Whilst all of this is going on, Bill is sitting in a room and imagining a conversation with her mother. Every day it becomes harder for her to remember life before the monks arrived. Plus, every few minutes, her mind is filled with images of the monks. Yet, she is determined to hold on to the memory of Earth’s true history.
Then, suddenly, there is an ominous knock on the door! Luckily, it’s just Nardole (who has been ill for six weeks following the events of the previous episode). He tells Bill that the Doctor is being held on an old prison hulk moored off of the Scottish coast. Needless to say, it isn’t long before they begin planning a rescue mission. However, things don’t quite go to plan….
The first thing that I will say about this episode is that it is an absolutely brilliant piece of old-school dystopian sci-fi! But, although I’d expected it to be slightly slower and more contemplative episode that would be more in keeping with many other things in this genre, the episode’s twist-filled story moves forward at a surprisingly fast pace.
Even though this is a refreshing change from the slightly slower pacing of the previous episode, the idea and premise behind this episode is so good that the episode just feels too short. There’s lots of fascinating stuff and thrilling drama here, but it almost seems to flash past too quickly. If only this episode had been twice the length! Still, forty-five minutes of high-quality dystopian sci-fi isn’t exactly a bad thing either.

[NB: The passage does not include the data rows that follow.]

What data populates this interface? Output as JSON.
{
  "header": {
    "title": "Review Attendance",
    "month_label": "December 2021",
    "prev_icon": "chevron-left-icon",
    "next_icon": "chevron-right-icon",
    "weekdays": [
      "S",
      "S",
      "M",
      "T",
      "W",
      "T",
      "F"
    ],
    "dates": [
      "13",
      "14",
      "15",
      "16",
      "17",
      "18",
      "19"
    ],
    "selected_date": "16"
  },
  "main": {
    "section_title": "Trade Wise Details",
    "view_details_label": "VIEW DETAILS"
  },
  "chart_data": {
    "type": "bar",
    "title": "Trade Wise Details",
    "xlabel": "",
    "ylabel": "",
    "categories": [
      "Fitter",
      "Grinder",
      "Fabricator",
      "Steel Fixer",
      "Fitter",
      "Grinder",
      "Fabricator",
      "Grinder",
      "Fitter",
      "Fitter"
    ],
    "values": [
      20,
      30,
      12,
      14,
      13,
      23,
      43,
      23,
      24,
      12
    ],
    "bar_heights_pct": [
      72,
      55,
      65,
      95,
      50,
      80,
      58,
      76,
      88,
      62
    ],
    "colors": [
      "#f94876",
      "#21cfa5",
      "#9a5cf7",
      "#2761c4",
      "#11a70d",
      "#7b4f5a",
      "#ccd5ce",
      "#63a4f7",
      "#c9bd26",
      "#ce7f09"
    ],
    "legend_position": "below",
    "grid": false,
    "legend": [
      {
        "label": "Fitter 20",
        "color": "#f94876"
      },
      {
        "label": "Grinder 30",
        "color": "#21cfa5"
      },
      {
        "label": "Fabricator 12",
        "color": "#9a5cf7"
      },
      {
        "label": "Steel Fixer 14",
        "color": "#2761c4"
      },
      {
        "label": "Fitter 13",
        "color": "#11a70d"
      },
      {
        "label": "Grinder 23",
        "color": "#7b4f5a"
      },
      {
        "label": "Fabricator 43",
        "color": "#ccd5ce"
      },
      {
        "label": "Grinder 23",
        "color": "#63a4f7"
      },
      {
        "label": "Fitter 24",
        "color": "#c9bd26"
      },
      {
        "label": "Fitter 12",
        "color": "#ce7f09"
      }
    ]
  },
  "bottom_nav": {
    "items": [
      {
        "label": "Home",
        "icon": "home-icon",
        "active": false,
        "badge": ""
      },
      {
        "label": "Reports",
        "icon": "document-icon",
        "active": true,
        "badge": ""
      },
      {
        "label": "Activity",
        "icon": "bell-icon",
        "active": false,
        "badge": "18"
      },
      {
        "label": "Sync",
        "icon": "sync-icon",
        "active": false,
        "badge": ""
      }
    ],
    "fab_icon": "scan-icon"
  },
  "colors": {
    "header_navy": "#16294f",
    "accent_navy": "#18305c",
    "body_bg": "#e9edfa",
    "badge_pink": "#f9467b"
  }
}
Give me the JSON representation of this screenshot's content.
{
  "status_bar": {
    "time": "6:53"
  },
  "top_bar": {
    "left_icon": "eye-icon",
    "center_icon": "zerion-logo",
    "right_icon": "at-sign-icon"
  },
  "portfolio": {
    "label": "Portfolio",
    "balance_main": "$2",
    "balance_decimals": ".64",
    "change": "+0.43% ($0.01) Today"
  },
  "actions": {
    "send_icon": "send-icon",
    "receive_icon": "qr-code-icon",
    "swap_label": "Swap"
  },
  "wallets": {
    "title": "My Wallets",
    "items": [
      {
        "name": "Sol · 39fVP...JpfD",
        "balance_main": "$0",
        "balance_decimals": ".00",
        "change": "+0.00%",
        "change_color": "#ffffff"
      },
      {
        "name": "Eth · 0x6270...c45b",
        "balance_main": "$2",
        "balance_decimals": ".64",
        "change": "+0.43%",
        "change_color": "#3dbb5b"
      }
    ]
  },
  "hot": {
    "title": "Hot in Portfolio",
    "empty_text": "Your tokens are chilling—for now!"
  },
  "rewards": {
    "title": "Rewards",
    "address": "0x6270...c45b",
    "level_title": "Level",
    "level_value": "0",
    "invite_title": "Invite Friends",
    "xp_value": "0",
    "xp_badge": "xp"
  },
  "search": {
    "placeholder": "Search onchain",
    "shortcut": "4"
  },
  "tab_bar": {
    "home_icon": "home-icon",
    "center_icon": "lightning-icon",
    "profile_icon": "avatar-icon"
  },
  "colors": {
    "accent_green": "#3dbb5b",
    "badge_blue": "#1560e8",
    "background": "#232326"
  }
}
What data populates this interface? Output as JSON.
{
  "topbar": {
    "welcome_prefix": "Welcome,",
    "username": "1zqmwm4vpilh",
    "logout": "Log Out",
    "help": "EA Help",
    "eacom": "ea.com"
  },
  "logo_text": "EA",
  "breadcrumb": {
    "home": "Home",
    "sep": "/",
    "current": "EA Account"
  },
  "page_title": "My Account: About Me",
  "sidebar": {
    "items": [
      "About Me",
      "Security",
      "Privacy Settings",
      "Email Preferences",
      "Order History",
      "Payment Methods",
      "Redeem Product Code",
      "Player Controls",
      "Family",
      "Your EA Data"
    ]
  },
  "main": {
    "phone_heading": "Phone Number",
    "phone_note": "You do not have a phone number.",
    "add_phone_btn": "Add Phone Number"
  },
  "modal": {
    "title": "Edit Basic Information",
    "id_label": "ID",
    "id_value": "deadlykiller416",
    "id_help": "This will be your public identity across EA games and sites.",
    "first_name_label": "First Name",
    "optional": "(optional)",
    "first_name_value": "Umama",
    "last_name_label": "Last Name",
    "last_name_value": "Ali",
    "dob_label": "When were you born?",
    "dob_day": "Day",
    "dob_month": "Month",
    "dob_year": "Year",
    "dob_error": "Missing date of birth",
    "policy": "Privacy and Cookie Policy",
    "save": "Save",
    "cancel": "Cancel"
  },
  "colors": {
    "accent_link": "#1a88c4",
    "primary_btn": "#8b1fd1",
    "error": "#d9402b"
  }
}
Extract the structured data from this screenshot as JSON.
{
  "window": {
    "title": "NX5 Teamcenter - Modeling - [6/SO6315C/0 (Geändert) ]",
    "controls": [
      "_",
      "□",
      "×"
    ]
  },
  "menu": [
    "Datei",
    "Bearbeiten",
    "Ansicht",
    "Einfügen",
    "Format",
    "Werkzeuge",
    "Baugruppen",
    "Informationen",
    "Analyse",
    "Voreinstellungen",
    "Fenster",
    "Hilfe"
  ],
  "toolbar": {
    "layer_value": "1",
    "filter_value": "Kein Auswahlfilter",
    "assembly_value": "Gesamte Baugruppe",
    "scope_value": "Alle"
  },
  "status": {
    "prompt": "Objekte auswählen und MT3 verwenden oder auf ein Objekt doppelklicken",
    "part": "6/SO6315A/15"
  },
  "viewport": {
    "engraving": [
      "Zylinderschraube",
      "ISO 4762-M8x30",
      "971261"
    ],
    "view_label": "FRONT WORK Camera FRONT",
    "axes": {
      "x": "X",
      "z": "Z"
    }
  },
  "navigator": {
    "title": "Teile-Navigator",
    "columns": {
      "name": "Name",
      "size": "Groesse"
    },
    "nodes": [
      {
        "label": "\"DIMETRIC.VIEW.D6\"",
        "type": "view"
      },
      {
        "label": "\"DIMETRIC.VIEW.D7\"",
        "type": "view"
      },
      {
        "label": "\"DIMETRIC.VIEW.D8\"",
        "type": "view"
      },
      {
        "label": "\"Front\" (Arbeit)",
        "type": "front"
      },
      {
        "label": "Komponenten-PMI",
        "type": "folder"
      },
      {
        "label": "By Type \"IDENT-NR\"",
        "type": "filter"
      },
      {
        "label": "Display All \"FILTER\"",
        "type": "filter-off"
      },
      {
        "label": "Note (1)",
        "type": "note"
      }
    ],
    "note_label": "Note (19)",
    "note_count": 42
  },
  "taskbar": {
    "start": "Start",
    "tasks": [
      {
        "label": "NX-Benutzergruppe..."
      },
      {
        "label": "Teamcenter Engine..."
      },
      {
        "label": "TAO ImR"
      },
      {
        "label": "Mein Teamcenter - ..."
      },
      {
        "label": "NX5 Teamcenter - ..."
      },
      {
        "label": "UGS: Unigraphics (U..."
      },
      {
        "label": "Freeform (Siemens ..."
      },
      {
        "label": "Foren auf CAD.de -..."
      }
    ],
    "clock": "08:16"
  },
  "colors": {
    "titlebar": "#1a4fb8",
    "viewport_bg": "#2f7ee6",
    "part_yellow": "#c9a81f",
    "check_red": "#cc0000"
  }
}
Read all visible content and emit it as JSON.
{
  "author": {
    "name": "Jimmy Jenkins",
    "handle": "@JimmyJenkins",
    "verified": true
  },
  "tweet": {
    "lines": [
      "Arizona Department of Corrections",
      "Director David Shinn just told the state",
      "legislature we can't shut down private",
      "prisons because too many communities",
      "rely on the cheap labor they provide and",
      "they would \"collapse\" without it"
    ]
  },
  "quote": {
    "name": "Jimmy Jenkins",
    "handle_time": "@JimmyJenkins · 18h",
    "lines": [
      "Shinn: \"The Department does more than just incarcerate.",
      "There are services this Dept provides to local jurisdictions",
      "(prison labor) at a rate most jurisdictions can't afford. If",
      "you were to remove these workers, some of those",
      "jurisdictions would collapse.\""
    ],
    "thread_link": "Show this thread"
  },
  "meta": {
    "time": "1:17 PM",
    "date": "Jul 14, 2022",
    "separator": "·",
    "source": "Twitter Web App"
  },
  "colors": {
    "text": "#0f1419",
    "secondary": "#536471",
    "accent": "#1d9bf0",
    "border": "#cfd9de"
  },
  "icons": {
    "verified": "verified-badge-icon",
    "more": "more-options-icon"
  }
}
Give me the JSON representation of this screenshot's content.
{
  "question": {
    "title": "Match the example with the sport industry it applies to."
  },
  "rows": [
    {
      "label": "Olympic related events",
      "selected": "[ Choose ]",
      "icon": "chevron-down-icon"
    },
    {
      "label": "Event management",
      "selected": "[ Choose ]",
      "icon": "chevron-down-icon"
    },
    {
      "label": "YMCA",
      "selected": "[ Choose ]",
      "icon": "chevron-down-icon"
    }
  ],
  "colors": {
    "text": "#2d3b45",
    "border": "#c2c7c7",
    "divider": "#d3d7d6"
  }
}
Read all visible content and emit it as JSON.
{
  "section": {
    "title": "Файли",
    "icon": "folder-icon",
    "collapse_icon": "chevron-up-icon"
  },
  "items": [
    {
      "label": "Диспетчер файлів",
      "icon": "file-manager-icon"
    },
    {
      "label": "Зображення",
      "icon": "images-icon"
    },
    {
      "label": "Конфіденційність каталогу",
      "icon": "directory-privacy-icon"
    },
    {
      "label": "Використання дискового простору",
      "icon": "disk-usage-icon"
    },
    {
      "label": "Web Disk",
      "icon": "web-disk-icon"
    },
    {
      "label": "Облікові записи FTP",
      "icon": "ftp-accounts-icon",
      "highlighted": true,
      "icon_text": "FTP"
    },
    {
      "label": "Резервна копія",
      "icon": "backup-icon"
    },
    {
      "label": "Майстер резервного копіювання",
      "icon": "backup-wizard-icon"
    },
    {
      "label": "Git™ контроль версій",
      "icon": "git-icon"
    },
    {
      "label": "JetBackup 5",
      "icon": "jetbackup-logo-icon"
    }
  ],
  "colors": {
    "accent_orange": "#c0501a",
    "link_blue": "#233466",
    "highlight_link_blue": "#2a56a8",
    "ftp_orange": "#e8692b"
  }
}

Although the episode is fairly light on humour, and the storyline goes in some fairly serious directions, the episode manages to avoid becoming too sombre or depressing due to the fast pacing, the intriguing premise and the emotional ending.
One of the central themes of this episode, like with the first episode in the story arc, is the theme of truth and lies. Not only is this reflected in several of the episode’s plot twists, but this theme is handled in both a topical and a slightly more “timeless” way.
On the one hand, the monks’ rewriting of history and the Ministry Of Truth-like propaganda pyramid that the monks have built in London have echoes of George Orwell.
Yet, at the same time, there’s also more topical stuff too – like a brief comment about “fake news” and a destroyed statue (which is vaguely reminiscent of the toppled statues of Saddam Hussein during the 2003 Iraq war).
Another outstandingly good thing about this episode is the set design and lighting design. Dystopian sci-fi is a genre that consistently has astonishingly beautiful set design (“Blade Runner” being the classic example) and this episode really doesn’t disappoint here.
The set designs here are reminiscent of films like “Children Of Men” and “Blade Runner”, with a slight hint of the BBC’s recent “SS-GB” TV series too. Seriously, this is one of the most cool-looking episodes of “Doctor Who” so far this series!
In addition to all of the stuff that I’ve mentioned, this episode also somehow finds time to deal with some of the over-arching backstory of the series. Not only does Missy make another appearance, but she also has some extra character development too.
Plus, the cool moment in the first episode where The Doctor gives Bill a box of photos takes on a slightly greater level of significance in this episode.
All in all, this is an incredibly dramatic episode that somehow manages to cram a lot of storytelling into just 45 minutes. The set designs are beautiful, the story is compelling and it is a suitably dramatic conclusion to the recent three-part story arc. Yes, I’d have liked to see more of the dystopian world that the monks have created but this is a small complaint about a really good episode.
But, from the preview at the end of the episode, the next episode seems like it will be a thoroughly silly episode about Victorian soldiers on Mars (it even includes the phrase “walking crocodiles!” [or “upright crocodiles”, I can’t remember] said in a suitably stuffy and indignant way LOL!).
Anyway, if I had to give “The Lie Of The Land” a rating out of five, it would get at least four and a half.